Melody T. McCloud, MD
Atlanta, Georgia
Dr. Barbieri responds
I appreciate the pearls provided by Dr. Sacks, Dr. Michael, and Dr. Graebe. We thank them for sharing their clinical expertise with the OBG Management community.
As Dr. McCloud reports, a severe shoulder dystocia is a particularly frightening event, forever etched on the memory of the obstetrician. As she attests, a quick response involving a relentlessly rehearsed series of interventions calms the nerves and is the secret to successful resolution of this obstetric emergency.
The robot is unnecessary for benign hysterectomy
The physicians in my practice work in a 210-bed hospital in a sparsely populated state. We don’t have the privilege of using a robot for surgery, so we began performing total laparoscopic hysterectomy (TLH) without the robot about 3 years ago.

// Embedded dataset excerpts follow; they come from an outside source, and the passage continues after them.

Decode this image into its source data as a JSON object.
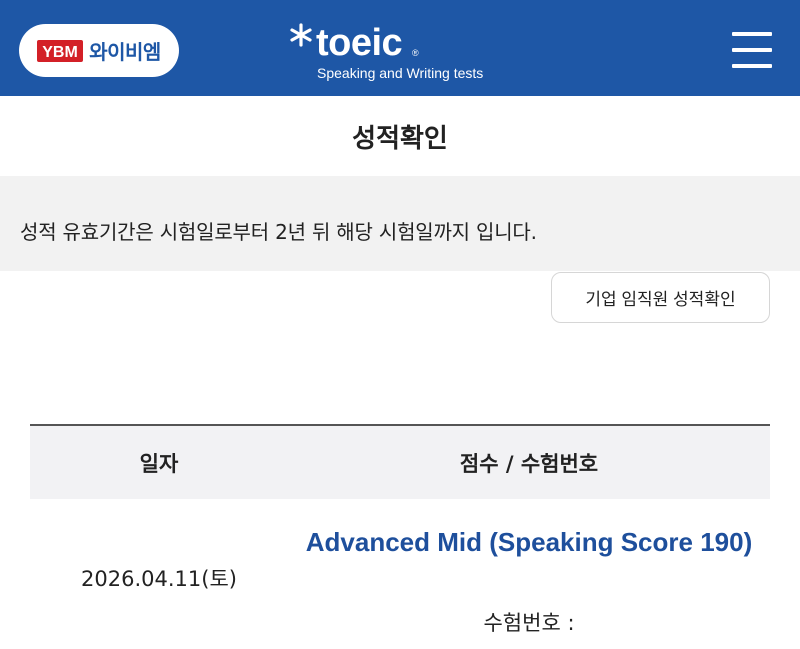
{
  "header": {
    "ybm_logo_text": "와이비엠",
    "ybm_mark_text": "YBM",
    "toeic_word": "toeic",
    "toeic_reg": "®",
    "toeic_subtitle": "Speaking and Writing tests",
    "brand_color": "#1e57a6"
  },
  "page": {
    "title": "성적확인"
  },
  "notice": {
    "text": "성적 유효기간은 시험일로부터 2년 뒤 해당 시험일까지 입니다."
  },
  "actions": {
    "corporate_button": "기업 임직원 성적확인"
  },
  "table": {
    "headers": [
      "일자",
      "점수 / 수험번호"
    ],
    "rows": [
      {
        "date": "2026.04.11(토)",
        "score": "Advanced Mid (Speaking Score 190)",
        "exam_no_label": "수험번호 :"
      }
    ],
    "link_color": "#1e4f9c"
  }
}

A few of our earlier cases took as long as 3 hours to complete, but we now are able to perform TLH on almost any benign condition in 30 to 90 minutes.
We have avoided the need to convert to open laparotomy in more than 100 consecutive cases, and have performed TLH in uteri as large as 850 g, as well as in women with stage 4 endometriosis.
The partners in my practice who perform TLH did not find the procedure difficult to learn. Even with laparoscopic suture closure of the vaginal apex, we feel that the robot is unnecessary for laparoscopic hysterectomy for benign conditions.
Our overall abdominal hysterectomy rate for the past 5 years is about 12%, by the way.